Uber and Lyft are well-known companies in the ride sharing subsector, but there’s a new entrant, Cryder that has come up with the concept of ride sharing based on blockchain. Cryder intends to introduce ride sharing that give more benefits to drivers as well as place little demand or restrictions on them as a prerequisite to participate in the service.
The Cryder project shall be placing a lot of emphasis on marketing which the company blog announced shall be allocated 50 percent of the funds raised while 33 percent shall be used for the project development. This is ostensibly to bring their services into mainstream of an increasingly popular subsector. The Cryder project which would be launched in March 2018 was described as an autonomous decentralized platform for freelance taxi drivers. The CRT, the project token is the means of transactions and would be made available to users and intending users of the services during the ICO. Everything in the Cryder platform is Ethereum blockchain based and would run on the smart contract and CRT.

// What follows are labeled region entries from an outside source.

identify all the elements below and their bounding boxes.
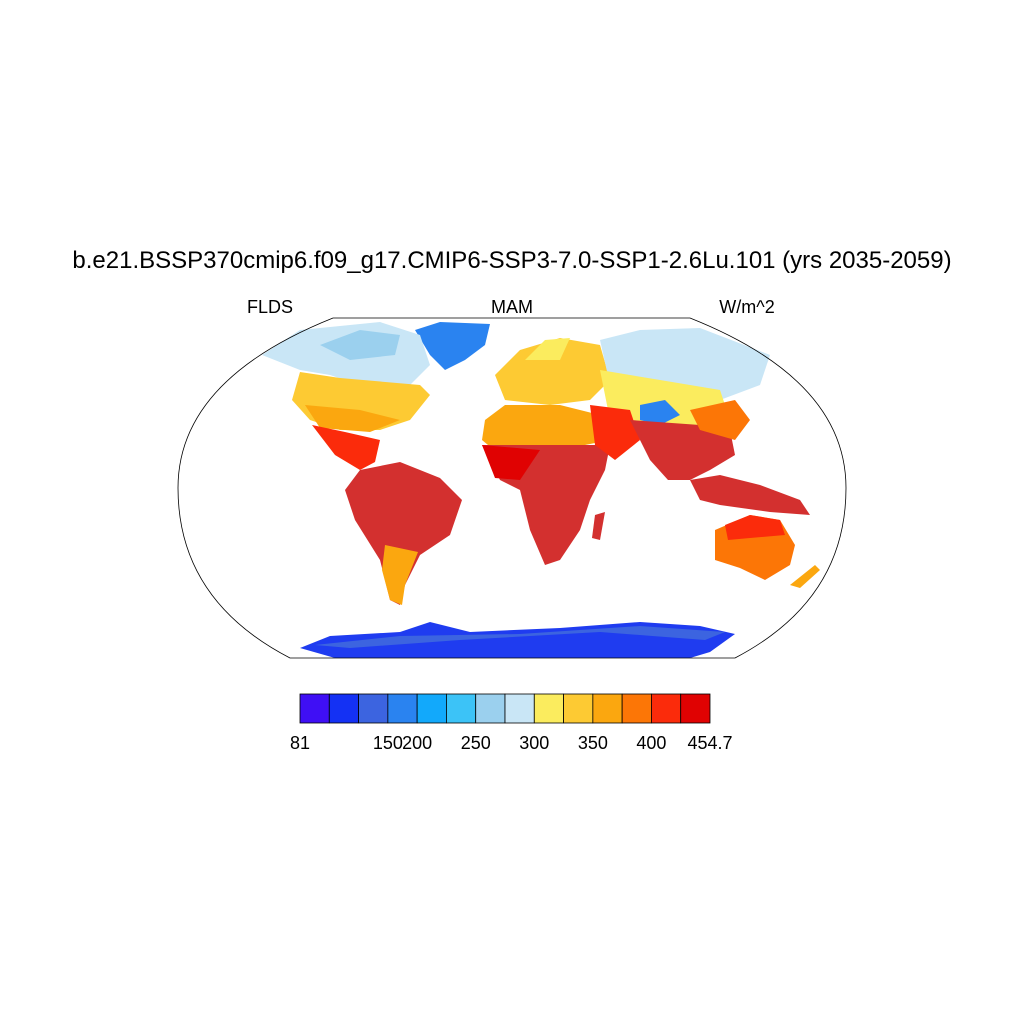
left-label: FLDS bbox=[247, 297, 293, 317]
colorbar-box bbox=[651, 693, 682, 724]
right-label: W/m^2 bbox=[719, 297, 774, 317]
antarctica-edge bbox=[315, 626, 725, 648]
colorbar-box bbox=[621, 693, 652, 724]
colorbar-tick-label: 300 bbox=[519, 733, 549, 753]
colorbar-tick-label: 454.7 bbox=[687, 733, 732, 753]
new-zealand bbox=[790, 565, 820, 588]
title: b.e21.BSSP370cmip6.f09_g17.CMIP6-SSP3-7.… bbox=[72, 247, 951, 274]
map-outline bbox=[177, 317, 847, 659]
usa-south bbox=[305, 405, 400, 432]
colorbar-box bbox=[446, 693, 477, 724]
mexico bbox=[312, 425, 380, 470]
colorbar-box bbox=[533, 693, 564, 724]
colorbar-box bbox=[475, 693, 506, 724]
colorbar-box bbox=[680, 693, 711, 724]
colorbar-box bbox=[416, 693, 447, 724]
colorbar-box bbox=[299, 693, 330, 724]
canada-north bbox=[320, 330, 400, 360]
indonesia bbox=[690, 475, 810, 515]
center-label: MAM bbox=[491, 297, 533, 317]
colorbar-box bbox=[328, 693, 359, 724]
south-asia bbox=[630, 420, 735, 480]
colorbar-box bbox=[387, 693, 418, 724]
middle-east bbox=[590, 405, 640, 460]
scandinavia bbox=[525, 338, 570, 360]
colorbar-tick-label: 350 bbox=[578, 733, 608, 753]
europe bbox=[495, 338, 610, 405]
tibet bbox=[640, 400, 680, 425]
colorbar-tick-label: 150 bbox=[373, 733, 403, 753]
colorbar-tick-label: 400 bbox=[636, 733, 666, 753]
colorbar-box bbox=[563, 693, 594, 724]
china-east bbox=[690, 400, 750, 440]
colorbar: 81 150 200 250 300 350 400 454.7 bbox=[290, 693, 733, 753]
colorbar-box bbox=[504, 693, 535, 724]
south-america bbox=[345, 462, 462, 605]
north-africa bbox=[482, 405, 610, 455]
colorbar-tick-label: 250 bbox=[461, 733, 491, 753]
map bbox=[177, 317, 847, 659]
colorbar-tick-label: 200 bbox=[402, 733, 432, 753]
australia-north bbox=[725, 515, 785, 540]
south-america-south bbox=[382, 545, 418, 605]
madagascar bbox=[592, 512, 605, 540]
africa-west bbox=[482, 445, 540, 480]
greenland bbox=[415, 322, 490, 370]
colorbar-tick-label: 81 bbox=[290, 733, 310, 753]
colorbar-box bbox=[358, 693, 389, 724]
colorbar-box bbox=[592, 693, 623, 724]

There has been a criticism of the Cryder concepts as being skewed to favor drivers in a bid to make the contract attractive to them at the expense of security which analysts say is a critical factor to in a ride sharing business based on reports and experiences of older companies such as Uber. That Cryder has pushed the need for anonymity higher by creating a token comparable to Monero could make it attractive to users with nefarious intent. The CRT emphasizes stealth with its reliance on what is known as the whisper protocol that conceals personal information such as credit card details thereby making users of the service virtually ‘untraceable’.
This might not be a strength, as experience has shown with established ride sharing services that it might be necessary to track and trace a taxi or occupants should something go wrong. This may require a level of centralization to accomplish, giving users of the service a layer of security.
A ride sharing service based on the blockchain sure has its benefits, considering that Uber was hacked some time ago. Nevertheless, a company whose emphasis seems to be on driver benefit may not be exactly what the Industry needs. The Cryder ICO seems to do just that. There is a near hype of driver benefits to the extent of objecting the 50 percent revenue sharing formula of Uber and Lyft. The highlight was Cryder 80 percent sharing the formula with incentives all of which are driver focused.
What Cryder seems to have done is imitate what Uber and Lyft have already accomplished but with emphasis on driver benefit and availability while deemphasizing security while introducing decentralization of the services using blockchain. These are features that Uber and Lyft can implement without loss of core values beneficial to drivers and riders. Entry of Cryder as a service provider in the industry might just cause the established businesses to do just that.